Luckily, there has also been considerable focus on his own music with an ultra fine solo album of folk-blues, jazz-hued pop and more called The Fabled Canelands that finds a poetic meeting ground between The Band and Ryan Adams. Behind that have been shows backed by an expert pack of local all-stars that goes by the same name. One such date unfolds Friday at Cosmic Charlie's.

"I've been playing with The Swells and The Big Maracas for so many years and we've had so much fun," Byrom says. "I guess you could say we've had issues with our own songs. I wouldn't say we didn't have confidence in them. But it takes some pressure off if you're only mining the American history of songs and playing all that stuff. We would do originals but we never really recorded them. So eventually, I just started recording songs as I wrote more of them and started playing shows with those songs."

Byrom has been playing a number of new tunes in his sets of late and is nearing completion of a second solo record that he hopes to have out in 2015. But getting the proper vision, mood and sound for his new music hasn't exactly quickened the recording process.

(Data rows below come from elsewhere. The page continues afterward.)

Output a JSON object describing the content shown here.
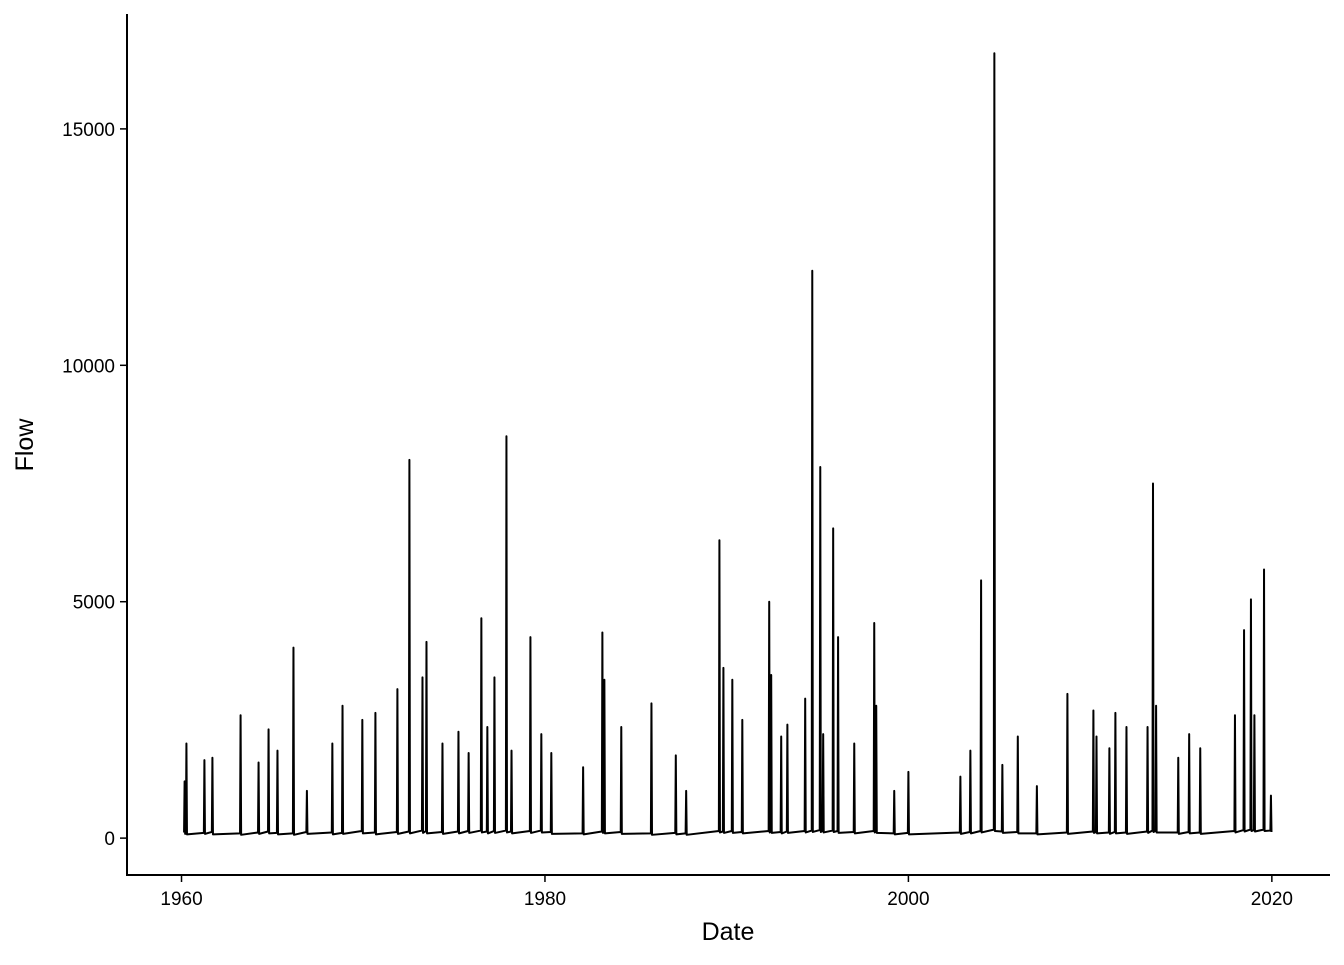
{
  "chart_data": {
    "type": "line",
    "x_label": "Date",
    "y_label": "Flow",
    "x": [
      1960.14,
      1960.17,
      1960.2,
      1960.24,
      1960.27,
      1960.3,
      1961.23,
      1961.26,
      1961.29,
      1961.67,
      1961.7,
      1961.73,
      1963.22,
      1963.25,
      1963.28,
      1964.21,
      1964.24,
      1964.27,
      1964.76,
      1964.79,
      1964.82,
      1965.25,
      1965.28,
      1965.31,
      1966.13,
      1966.16,
      1966.19,
      1966.87,
      1966.9,
      1966.93,
      1968.27,
      1968.3,
      1968.33,
      1968.83,
      1968.86,
      1968.89,
      1969.92,
      1969.95,
      1969.98,
      1970.64,
      1970.67,
      1970.7,
      1971.85,
      1971.88,
      1971.91,
      1972.51,
      1972.54,
      1972.57,
      1973.23,
      1973.26,
      1973.29,
      1973.45,
      1973.48,
      1973.51,
      1974.33,
      1974.36,
      1974.39,
      1975.21,
      1975.24,
      1975.27,
      1975.77,
      1975.8,
      1975.83,
      1976.47,
      1976.5,
      1976.53,
      1976.8,
      1976.83,
      1976.86,
      1977.19,
      1977.22,
      1977.25,
      1977.85,
      1977.88,
      1977.91,
      1978.13,
      1978.16,
      1978.19,
      1979.17,
      1979.2,
      1979.23,
      1979.77,
      1979.8,
      1979.83,
      1980.32,
      1980.35,
      1980.38,
      1982.07,
      1982.1,
      1982.13,
      1983.13,
      1983.16,
      1983.19,
      1983.24,
      1983.27,
      1983.3,
      1984.17,
      1984.2,
      1984.23,
      1985.83,
      1985.86,
      1985.89,
      1987.17,
      1987.2,
      1987.23,
      1987.74,
      1987.77,
      1987.8,
      1989.57,
      1989.6,
      1989.63,
      1989.79,
      1989.82,
      1989.85,
      1990.28,
      1990.31,
      1990.34,
      1990.83,
      1990.86,
      1990.89,
      1992.31,
      1992.34,
      1992.37,
      1992.42,
      1992.45,
      1992.48,
      1992.97,
      1993.0,
      1993.03,
      1993.31,
      1993.34,
      1993.37,
      1994.29,
      1994.32,
      1994.35,
      1994.68,
      1994.71,
      1994.74,
      1995.12,
      1995.15,
      1995.18,
      1995.28,
      1995.31,
      1995.34,
      1995.83,
      1995.86,
      1995.89,
      1996.1,
      1996.13,
      1996.16,
      1996.99,
      1997.02,
      1997.05,
      1998.09,
      1998.12,
      1998.15,
      1998.2,
      1998.23,
      1998.26,
      1999.19,
      1999.22,
      1999.25,
      1999.97,
      2000.0,
      2000.03,
      2002.83,
      2002.86,
      2002.89,
      2003.38,
      2003.41,
      2003.44,
      2003.97,
      2004.0,
      2004.03,
      2004.7,
      2004.73,
      2004.76,
      2005.14,
      2005.17,
      2005.2,
      2005.99,
      2006.02,
      2006.05,
      2007.04,
      2007.07,
      2007.1,
      2008.72,
      2008.75,
      2008.78,
      2010.15,
      2010.18,
      2010.21,
      2010.32,
      2010.35,
      2010.38,
      2011.03,
      2011.06,
      2011.09,
      2011.36,
      2011.39,
      2011.42,
      2011.97,
      2012.0,
      2012.03,
      2013.13,
      2013.16,
      2013.19,
      2013.43,
      2013.46,
      2013.49,
      2013.6,
      2013.63,
      2013.66,
      2014.82,
      2014.85,
      2014.88,
      2015.42,
      2015.45,
      2015.48,
      2016.03,
      2016.06,
      2016.09,
      2017.94,
      2017.97,
      2018.0,
      2018.44,
      2018.47,
      2018.5,
      2018.82,
      2018.85,
      2018.88,
      2019.01,
      2019.04,
      2019.07,
      2019.54,
      2019.57,
      2019.6,
      2019.92,
      2019.95,
      2019.98
    ],
    "values": [
      120,
      1200,
      90,
      100,
      2000,
      80,
      110,
      1650,
      90,
      130,
      1700,
      80,
      100,
      2600,
      70,
      120,
      1600,
      90,
      140,
      2300,
      100,
      110,
      1850,
      80,
      100,
      4030,
      70,
      130,
      1000,
      90,
      120,
      2000,
      80,
      110,
      2800,
      90,
      150,
      2500,
      100,
      120,
      2650,
      80,
      130,
      3150,
      90,
      140,
      8000,
      100,
      160,
      3400,
      110,
      150,
      4150,
      100,
      130,
      2000,
      90,
      140,
      2250,
      100,
      150,
      1800,
      110,
      160,
      4650,
      120,
      140,
      2350,
      100,
      150,
      3400,
      110,
      160,
      8500,
      120,
      140,
      1850,
      100,
      150,
      4250,
      110,
      160,
      2200,
      120,
      130,
      1800,
      90,
      100,
      1500,
      80,
      140,
      4350,
      110,
      120,
      3350,
      100,
      130,
      2350,
      90,
      100,
      2850,
      70,
      110,
      1750,
      80,
      100,
      1000,
      70,
      150,
      6300,
      120,
      140,
      3600,
      110,
      150,
      3350,
      110,
      130,
      2500,
      100,
      150,
      5000,
      120,
      140,
      3450,
      110,
      130,
      2150,
      100,
      140,
      2400,
      110,
      150,
      2950,
      120,
      160,
      12000,
      130,
      170,
      7850,
      130,
      150,
      2200,
      120,
      160,
      6550,
      130,
      150,
      4250,
      110,
      130,
      2000,
      100,
      150,
      4550,
      120,
      140,
      2800,
      110,
      100,
      1000,
      80,
      110,
      1400,
      80,
      120,
      1300,
      90,
      130,
      1850,
      100,
      150,
      5450,
      120,
      180,
      16600,
      150,
      140,
      1550,
      110,
      130,
      2150,
      100,
      100,
      1100,
      80,
      120,
      3050,
      90,
      140,
      2700,
      110,
      130,
      2150,
      100,
      120,
      1900,
      90,
      130,
      2650,
      100,
      120,
      2350,
      90,
      140,
      2350,
      110,
      160,
      7500,
      130,
      150,
      2800,
      120,
      120,
      1700,
      90,
      130,
      2200,
      100,
      120,
      1900,
      90,
      150,
      2600,
      120,
      170,
      4400,
      140,
      180,
      5050,
      150,
      170,
      2600,
      140,
      180,
      5680,
      150,
      160,
      900,
      130
    ],
    "color": "#000000",
    "xlim": [
      1957.0,
      2023.2
    ],
    "xticks": [
      1960,
      1980,
      2000,
      2020
    ],
    "ylim": [
      -780,
      17430
    ],
    "yticks": [
      0,
      5000,
      10000,
      15000
    ]
  }
}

"One of the things I've been trying to do lately is get out of my comfort zone," he says. "Songwriting, especially trying to get the songs to some version I'm happy with, has always been a pretty slow process. Maybe I'm a little too painstaking about it sometimes. I've always been super intimidated by the studio. I haven't figured out a way to totally block off that awareness of, 'Okay, this is being recorded.'"

That was hardly the case when Byrom recruited a host of Lexington music pals to cut a charity album of Christmas music, A Fabled Candied Yams Holiday Sampler, in 2012.

"Not only was that super fun and no pressure, but I got the idea to do it on, like, Dec. 7. We had that thing recorded and done by the 17th.

"Hey, maybe we can knock another one out real quick."